On August 5, 2020, Ramírez was selected to the 40-man roster and promoted to the major leagues for the first time. He made his MLB debut on August 16 against the Chicago White Sox, giving up four consecutive home runs to the Chicago White Sox. He was the ninth pitcher since at least 1901 to allow 4+ home runs in his major league debut, and the only one of those to allow the four home runs consecutively. On September 21, Ramírez was designated for assignment by the Cardinals. He re-signed with the Cardinals organization on a minor league contract on November 2.

Ramírez was assigned to Triple-A Memphis to begin the 2021 season, where he posted a 4.67 ERA in 18 games. On June 28, 2021, Ramírez was selected to the active roster. Ramírez only appeared in 1 game for St. Louis, logging an 81.00 ERA, the same exact ERA he had posted the year previous.

===New York Mets===
On July 21, 2021, Ramírez was claimed off waivers by the New York Mets. Ramírez pitched in one game for the Triple-A Syracuse Mets, allowing 2 runs in an inning of work, before he was designated for assignment by the Mets on July 27. In 12 appearances for the Mets, Ramirez went 0-2 with a 8.31 ERA and 16 strikeouts. On October 4, Ramirez elected free agency.

===Toros de Tijuana===
On October 20, 2021, Ramírez signed with the Toros de Tijuana of the Mexican League. He made 16 appearances for Tijuana in 2022, posting a 1.17 ERA with 22 strikeouts in 15 1/3?innings pitched. Ramírez was released by the Toros on June 28, 2022.

===Atlanta Braves===
On July 6, 2022, Ramírez signed a minor league deal with the Atlanta Braves.

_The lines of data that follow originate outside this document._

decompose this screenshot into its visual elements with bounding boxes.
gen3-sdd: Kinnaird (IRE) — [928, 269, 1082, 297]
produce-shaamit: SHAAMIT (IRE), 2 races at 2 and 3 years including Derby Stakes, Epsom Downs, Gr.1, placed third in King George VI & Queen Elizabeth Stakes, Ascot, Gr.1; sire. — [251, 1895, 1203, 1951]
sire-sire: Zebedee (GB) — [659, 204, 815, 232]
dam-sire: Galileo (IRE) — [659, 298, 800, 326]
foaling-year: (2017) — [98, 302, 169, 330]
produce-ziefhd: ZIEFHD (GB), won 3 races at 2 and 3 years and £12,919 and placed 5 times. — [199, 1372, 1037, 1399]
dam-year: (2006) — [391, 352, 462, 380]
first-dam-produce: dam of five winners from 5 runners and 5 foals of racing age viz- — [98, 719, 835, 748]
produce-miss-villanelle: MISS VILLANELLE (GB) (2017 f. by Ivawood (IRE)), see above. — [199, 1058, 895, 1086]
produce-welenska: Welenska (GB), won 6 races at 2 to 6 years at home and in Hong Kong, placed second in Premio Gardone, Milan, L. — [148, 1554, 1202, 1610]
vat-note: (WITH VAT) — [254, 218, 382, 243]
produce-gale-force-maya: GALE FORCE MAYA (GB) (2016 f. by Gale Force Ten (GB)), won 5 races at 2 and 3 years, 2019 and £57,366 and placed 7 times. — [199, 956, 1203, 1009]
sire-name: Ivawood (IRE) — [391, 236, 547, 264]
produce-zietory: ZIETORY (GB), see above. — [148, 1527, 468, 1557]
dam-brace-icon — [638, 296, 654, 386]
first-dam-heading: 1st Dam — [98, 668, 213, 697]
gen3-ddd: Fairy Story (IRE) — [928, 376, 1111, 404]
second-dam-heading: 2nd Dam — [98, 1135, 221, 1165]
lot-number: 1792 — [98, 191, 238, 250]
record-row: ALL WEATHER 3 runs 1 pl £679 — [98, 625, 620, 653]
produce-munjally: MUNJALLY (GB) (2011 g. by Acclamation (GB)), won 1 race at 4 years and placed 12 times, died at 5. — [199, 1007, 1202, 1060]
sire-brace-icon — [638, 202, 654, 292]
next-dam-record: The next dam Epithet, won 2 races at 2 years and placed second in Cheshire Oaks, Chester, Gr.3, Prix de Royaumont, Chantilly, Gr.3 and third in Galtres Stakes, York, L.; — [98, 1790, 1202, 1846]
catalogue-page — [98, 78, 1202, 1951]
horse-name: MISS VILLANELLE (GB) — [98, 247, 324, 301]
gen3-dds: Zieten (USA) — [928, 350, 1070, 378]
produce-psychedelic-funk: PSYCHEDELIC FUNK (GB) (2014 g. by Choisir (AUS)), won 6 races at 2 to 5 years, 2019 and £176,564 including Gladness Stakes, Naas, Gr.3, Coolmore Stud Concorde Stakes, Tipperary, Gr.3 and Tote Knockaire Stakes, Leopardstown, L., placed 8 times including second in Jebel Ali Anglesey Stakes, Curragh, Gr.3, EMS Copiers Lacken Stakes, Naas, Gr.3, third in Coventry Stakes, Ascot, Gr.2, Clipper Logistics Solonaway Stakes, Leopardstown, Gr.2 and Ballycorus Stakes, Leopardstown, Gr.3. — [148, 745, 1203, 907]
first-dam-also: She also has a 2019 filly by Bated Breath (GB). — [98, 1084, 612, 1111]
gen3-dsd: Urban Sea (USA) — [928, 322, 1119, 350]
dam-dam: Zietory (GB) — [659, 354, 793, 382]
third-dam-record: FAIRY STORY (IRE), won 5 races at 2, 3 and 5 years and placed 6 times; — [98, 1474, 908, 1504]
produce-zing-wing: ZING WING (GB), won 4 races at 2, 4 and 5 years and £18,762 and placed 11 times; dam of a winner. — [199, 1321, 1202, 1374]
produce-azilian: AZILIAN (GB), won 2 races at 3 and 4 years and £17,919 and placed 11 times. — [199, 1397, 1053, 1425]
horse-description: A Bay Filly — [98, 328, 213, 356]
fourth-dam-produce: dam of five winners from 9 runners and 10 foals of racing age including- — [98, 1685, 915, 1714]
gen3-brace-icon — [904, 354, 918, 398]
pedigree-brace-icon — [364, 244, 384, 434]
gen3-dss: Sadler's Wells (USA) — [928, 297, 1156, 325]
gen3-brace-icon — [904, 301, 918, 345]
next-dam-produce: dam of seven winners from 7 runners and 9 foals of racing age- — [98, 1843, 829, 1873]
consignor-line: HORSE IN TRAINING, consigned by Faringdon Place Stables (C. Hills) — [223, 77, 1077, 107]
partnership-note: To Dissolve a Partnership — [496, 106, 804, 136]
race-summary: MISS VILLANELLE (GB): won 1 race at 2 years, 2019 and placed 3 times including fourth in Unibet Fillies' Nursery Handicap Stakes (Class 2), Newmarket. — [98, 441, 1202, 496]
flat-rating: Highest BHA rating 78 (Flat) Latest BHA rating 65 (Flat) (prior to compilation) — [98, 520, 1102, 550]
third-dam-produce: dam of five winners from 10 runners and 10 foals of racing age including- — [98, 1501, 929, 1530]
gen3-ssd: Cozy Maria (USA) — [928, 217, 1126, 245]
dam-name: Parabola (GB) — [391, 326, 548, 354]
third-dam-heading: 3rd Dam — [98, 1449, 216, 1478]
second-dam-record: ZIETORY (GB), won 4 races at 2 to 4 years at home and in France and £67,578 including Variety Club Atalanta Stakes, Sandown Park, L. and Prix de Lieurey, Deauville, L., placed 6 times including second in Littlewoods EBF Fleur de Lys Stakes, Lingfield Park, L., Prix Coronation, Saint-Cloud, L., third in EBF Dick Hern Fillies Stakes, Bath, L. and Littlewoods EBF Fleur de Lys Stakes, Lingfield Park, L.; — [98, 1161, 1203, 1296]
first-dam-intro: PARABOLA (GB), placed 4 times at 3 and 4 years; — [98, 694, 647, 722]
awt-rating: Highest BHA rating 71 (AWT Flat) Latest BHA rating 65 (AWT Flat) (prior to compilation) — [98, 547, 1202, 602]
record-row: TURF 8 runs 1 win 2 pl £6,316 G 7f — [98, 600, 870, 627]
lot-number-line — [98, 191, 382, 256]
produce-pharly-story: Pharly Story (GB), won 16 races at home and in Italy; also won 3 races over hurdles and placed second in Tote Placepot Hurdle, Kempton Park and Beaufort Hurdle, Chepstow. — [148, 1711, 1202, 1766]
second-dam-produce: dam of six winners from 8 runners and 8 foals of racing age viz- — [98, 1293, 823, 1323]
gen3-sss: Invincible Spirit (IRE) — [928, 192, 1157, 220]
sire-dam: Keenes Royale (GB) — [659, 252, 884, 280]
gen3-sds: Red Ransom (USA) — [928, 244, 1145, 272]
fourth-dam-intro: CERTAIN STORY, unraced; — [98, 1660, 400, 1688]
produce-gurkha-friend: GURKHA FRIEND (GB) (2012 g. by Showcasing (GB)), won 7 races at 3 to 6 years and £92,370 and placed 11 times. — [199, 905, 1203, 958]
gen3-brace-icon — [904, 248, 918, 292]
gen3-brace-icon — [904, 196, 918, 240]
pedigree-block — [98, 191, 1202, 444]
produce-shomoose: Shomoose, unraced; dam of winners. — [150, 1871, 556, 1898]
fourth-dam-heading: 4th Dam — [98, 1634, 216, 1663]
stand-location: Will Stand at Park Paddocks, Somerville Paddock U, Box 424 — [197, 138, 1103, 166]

Ramírez split the 2023 season between the Triple–A Gwinnett Stripers and High–A Rome Braves. In 20 combined appearances, he struggled to a 6.20 ERA with 25 strikeouts in 24 2/3 innings pitched. On July 27, 2023, Ramírez was released by the Braves organization.

===Pericos de Puebla===
On August 1, 2023, Ramírez signed with the Pericos de Puebla of the Mexican League. In 3 appearances for team, he allowed two runs on five hits with four strikeouts in three innings of work. With Puebla, Ramírez won the Serie del Rey.

===Toros de Tijuana (second stint)===
On September 18, 2023, Ramírez was traded to the Toros de Tijuana of the Mexican League. In 41 appearances for Tijuana, he logged an 0–2 record and 5.17 ERA with 34 strikeouts and 14 saves across 38 1/3 innings pitched.

In 2025, Ramírez re-signed with Tijuana for a second consecutive season. In 40 games he threw 31.1 innings of relief going 4-2 with a 3.16 ERA and 26 strikeouts.